放送権のために真夏を避けられないということも含め、アメリカやIOCの都合を押し付けられ、関わる一部の企業に利益がもたらされる、それが分かった上で、その仕組みを利用すべく招致した。

パンデミックだろうが、国民が消極的または否定的だろうが、「なにがなんでもやる」。

(ていうか、某元首相に言わせると五輪反対は「反日」らしいからね・・)

招致したらもう止められない、五輪という名の暴走列車。

 

 

ポリタスTVで、開会式を見ながら副音声をお届けという番組を見たんだけど、その中で、今回の開催でいろいろと問題点が明るみになったことで、今後は「IOCが悪でアスリートが善」という構図ができるのではないか、と言っていた。

全てはIOCが悪い、アスリートは犠牲者だ、という構図の中で、IOCの責任が追及されていくんじゃないかという予測だったんだけど、その可能性はあるし、むしろそうなってしかるべきなんじゃないかな。

 

東京五輪は「可視化装置」だったのかな、と思う。

今まで見えないようにうまく隠されてきたものが、明るみに出てしまう装置。

差別意識が蔓延り、長いものに巻かれて忖度する風潮、出る杭も声を上げる少数派も叩き、個性や多様性を認めず同調を強要し、年功序列のシステムからも抜け出せず、女性や若者を尊重する国会運営も進まず、過去の栄光にしがみついたまま成長できない日本社会が、すでに先進国の枠からこぼれ落ちていた、という現状。

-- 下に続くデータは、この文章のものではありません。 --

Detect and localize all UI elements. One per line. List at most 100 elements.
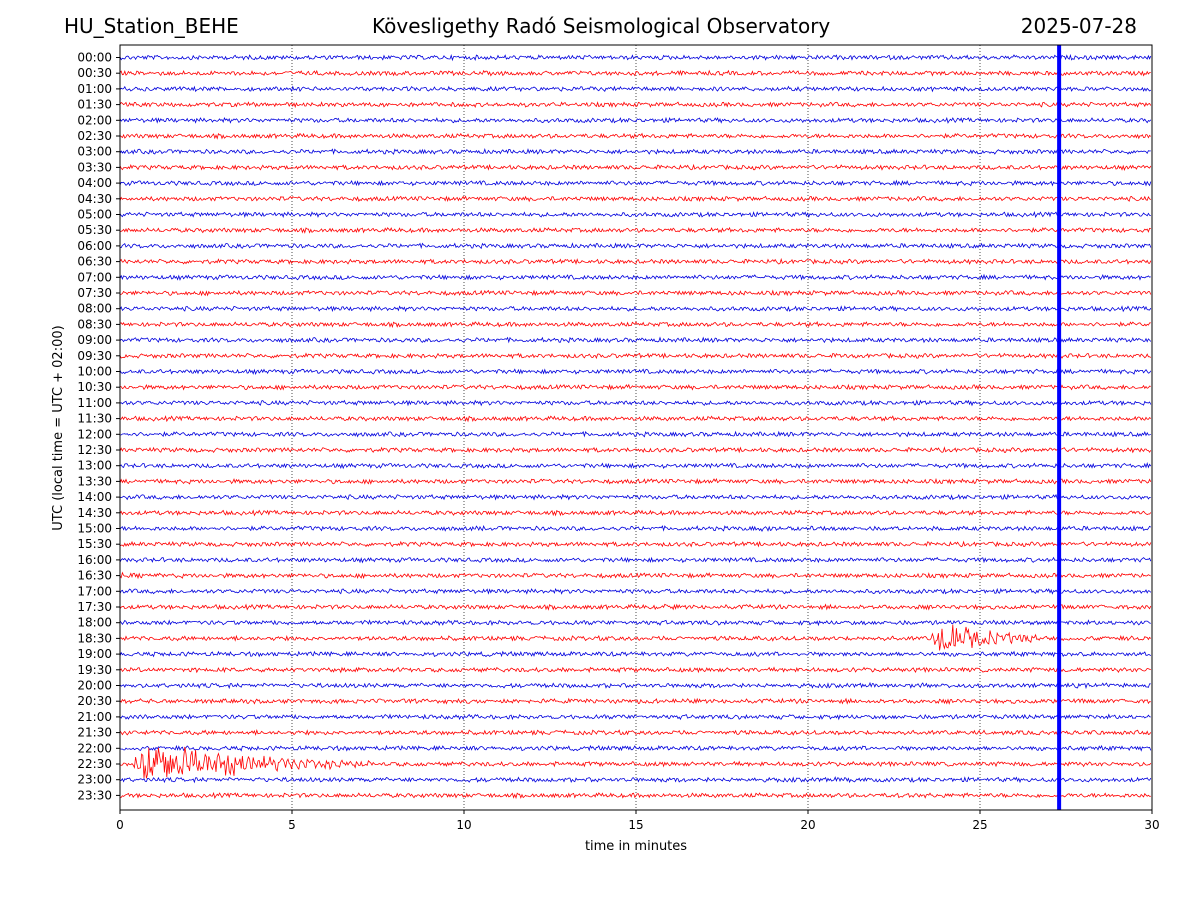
y-tick-label: 21:30	[77, 726, 112, 740]
y-tick-label: 00:30	[77, 66, 112, 80]
trace-0200	[120, 116, 1152, 124]
trace-1600	[120, 556, 1152, 564]
trace-0400	[120, 179, 1152, 187]
trace-1730	[120, 603, 1152, 611]
trace-2000	[120, 681, 1151, 690]
trace-0800	[120, 305, 1152, 313]
y-tick-label: 20:30	[77, 694, 112, 708]
trace-0330	[120, 163, 1152, 171]
traces	[120, 53, 1152, 800]
y-tick-label: 05:00	[77, 208, 112, 222]
y-tick-label: 01:30	[77, 98, 112, 112]
trace-1930	[120, 666, 1151, 674]
y-tick-label: 17:00	[77, 584, 112, 598]
trace-0230	[120, 132, 1152, 140]
y-axis-label: UTC (local time = UTC + 02:00)	[51, 325, 66, 530]
y-tick-label: 00:00	[77, 51, 112, 65]
trace-0600	[120, 242, 1152, 250]
y-tick-label: 21:00	[77, 710, 112, 724]
y-tick-label: 08:30	[77, 317, 112, 331]
trace-1630	[120, 571, 1151, 580]
trace-0500	[120, 211, 1151, 219]
trace-0430	[120, 195, 1152, 203]
y-tick-label: 11:00	[77, 396, 112, 410]
trace-1200	[120, 430, 1151, 438]
y-tick-label: 22:30	[77, 757, 112, 771]
trace-2230	[120, 746, 1152, 779]
y-tick-label: 23:00	[77, 773, 112, 787]
x-tick-label: 20	[800, 818, 815, 832]
y-tick-label: 17:30	[77, 600, 112, 614]
trace-0000	[120, 53, 1152, 62]
y-tick-label: 10:30	[77, 380, 112, 394]
trace-0730	[120, 289, 1152, 297]
x-tick-label: 10	[456, 818, 471, 832]
y-tick-label: 14:00	[77, 490, 112, 504]
y-tick-label: 06:30	[77, 255, 112, 269]
trace-1300	[120, 462, 1152, 470]
y-tick-label: 13:00	[77, 459, 112, 473]
y-tick-label: 07:30	[77, 286, 112, 300]
x-tick-label: 0	[116, 818, 124, 832]
trace-1800	[120, 619, 1151, 627]
y-tick-label: 16:00	[77, 553, 112, 567]
y-tick-label: 14:30	[77, 506, 112, 520]
trace-1400	[120, 493, 1151, 501]
y-tick-label: 15:30	[77, 537, 112, 551]
trace-1700	[120, 587, 1152, 595]
grid-lines	[291, 45, 981, 810]
trace-1230	[120, 446, 1152, 454]
y-tick-label: 10:00	[77, 365, 112, 379]
y-tick-label: 11:30	[77, 412, 112, 426]
y-tick-label: 02:00	[77, 113, 112, 127]
y-tick-label: 02:30	[77, 129, 112, 143]
x-tick-label: 15	[628, 818, 643, 832]
trace-0300	[120, 147, 1151, 155]
trace-1530	[120, 540, 1152, 548]
y-tick-label: 04:00	[77, 176, 112, 190]
trace-0830	[120, 321, 1151, 329]
chart-title: Kövesligethy Radó Seismological Observat…	[372, 14, 831, 38]
y-tick-label: 13:30	[77, 474, 112, 488]
trace-0130	[120, 101, 1152, 109]
trace-0930	[120, 352, 1152, 360]
trace-2100	[120, 713, 1151, 721]
y-tick-label: 12:30	[77, 443, 112, 457]
trace-2300	[120, 776, 1152, 784]
trace-1830	[120, 624, 1152, 651]
x-tick-label: 5	[288, 818, 296, 832]
x-axis-label: time in minutes	[585, 839, 687, 854]
trace-0530	[120, 226, 1151, 234]
x-tick-label: 30	[1144, 818, 1159, 832]
y-tick-label: 20:00	[77, 679, 112, 693]
y-tick-label: 03:00	[77, 145, 112, 159]
y-tick-label: 04:30	[77, 192, 112, 206]
x-tick-label: 25	[972, 818, 987, 832]
trace-1000	[120, 367, 1152, 376]
trace-0900	[120, 336, 1152, 344]
y-tick-label: 18:00	[77, 616, 112, 630]
trace-1100	[120, 399, 1152, 407]
trace-0100	[120, 85, 1152, 93]
y-tick-label: 09:30	[77, 349, 112, 363]
trace-1330	[120, 477, 1152, 485]
trace-2130	[120, 728, 1152, 736]
y-tick-label: 12:00	[77, 427, 112, 441]
y-tick-label: 08:00	[77, 302, 112, 316]
trace-1030	[120, 383, 1151, 391]
trace-2030	[120, 697, 1151, 705]
trace-1430	[120, 509, 1152, 517]
station-title: HU_Station_BEHE	[64, 14, 239, 38]
trace-2200	[120, 744, 1152, 752]
y-tick-label: 01:00	[77, 82, 112, 96]
y-tick-label: 18:30	[77, 631, 112, 645]
y-tick-label: 19:30	[77, 663, 112, 677]
y-tick-label: 06:00	[77, 239, 112, 253]
y-tick-label: 03:30	[77, 160, 112, 174]
trace-1130	[120, 415, 1152, 423]
y-tick-label: 16:30	[77, 569, 112, 583]
trace-0700	[120, 273, 1151, 281]
trace-1500	[120, 524, 1152, 532]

日本に来て「ジャパニーズ」を「チャイニーズ」と間違え、緊急事態宣言の意味もわからないから自粛を求められているジャパニーズを尻目に被災地ではなくなぜか広島を訪問し、ただでさえ長い開会式でやたら「連帯」を繰り返して冗長な演説をして予定時間をオーバーし、(「校長先生の話なら誰かが倒れてる」と突っ込まれ、「女性の話は長いを否定するために全力を尽くす」と皮肉られ、)無邪気に特別待遇を楽しんでいる男爵の様子。

そういうものが世界的に報道されることで、少しは実体が明るみになったのかもしれない。

そしてそれによって、今後は問題視されるきっかけになるのかもしれない。

 

 

いい加減、認めないといけないと思う。

日本には「一流」と呼ばれるものがあるけれど、それは決して「主流」には存在せず、表舞台にいるのは虚像で、忖度もせず長いものに巻かれもせず自らの理念を貫いている一部の日本人が「一流」を追求しているに過ぎない、ということ。

「効率的な利益」だけを手に入れようとした結果、文化も教養も、そして大事な言葉さえも、その価値を軽視し、国家としての品位を失ったということ。

 

文化人と呼ばれる人が語る言葉は、本当に素晴らしい。

同じように、真の芸術家の表現する作品も、そういう言葉のような奥深さを持っている。

そして大事なのは、それを受け取れる感性だと思う。

そういう心の豊かさのほうにシフトしていかなければならない。

 

 

参加している個々の選手を否定することはない。

でもだからこそ、きちんと問題を洗い出し、浄化して、素直にその頑張りに拍手を送れるよう、変えていく必要がある。

そのためにこの「歴史的大混乱の東京五輪」があったのだろう。

 

これをうやむやにせず、もう一回、敗戦からやり直すべきだと思う。

表面的にじゃなく、心からの内省が必要だと思う。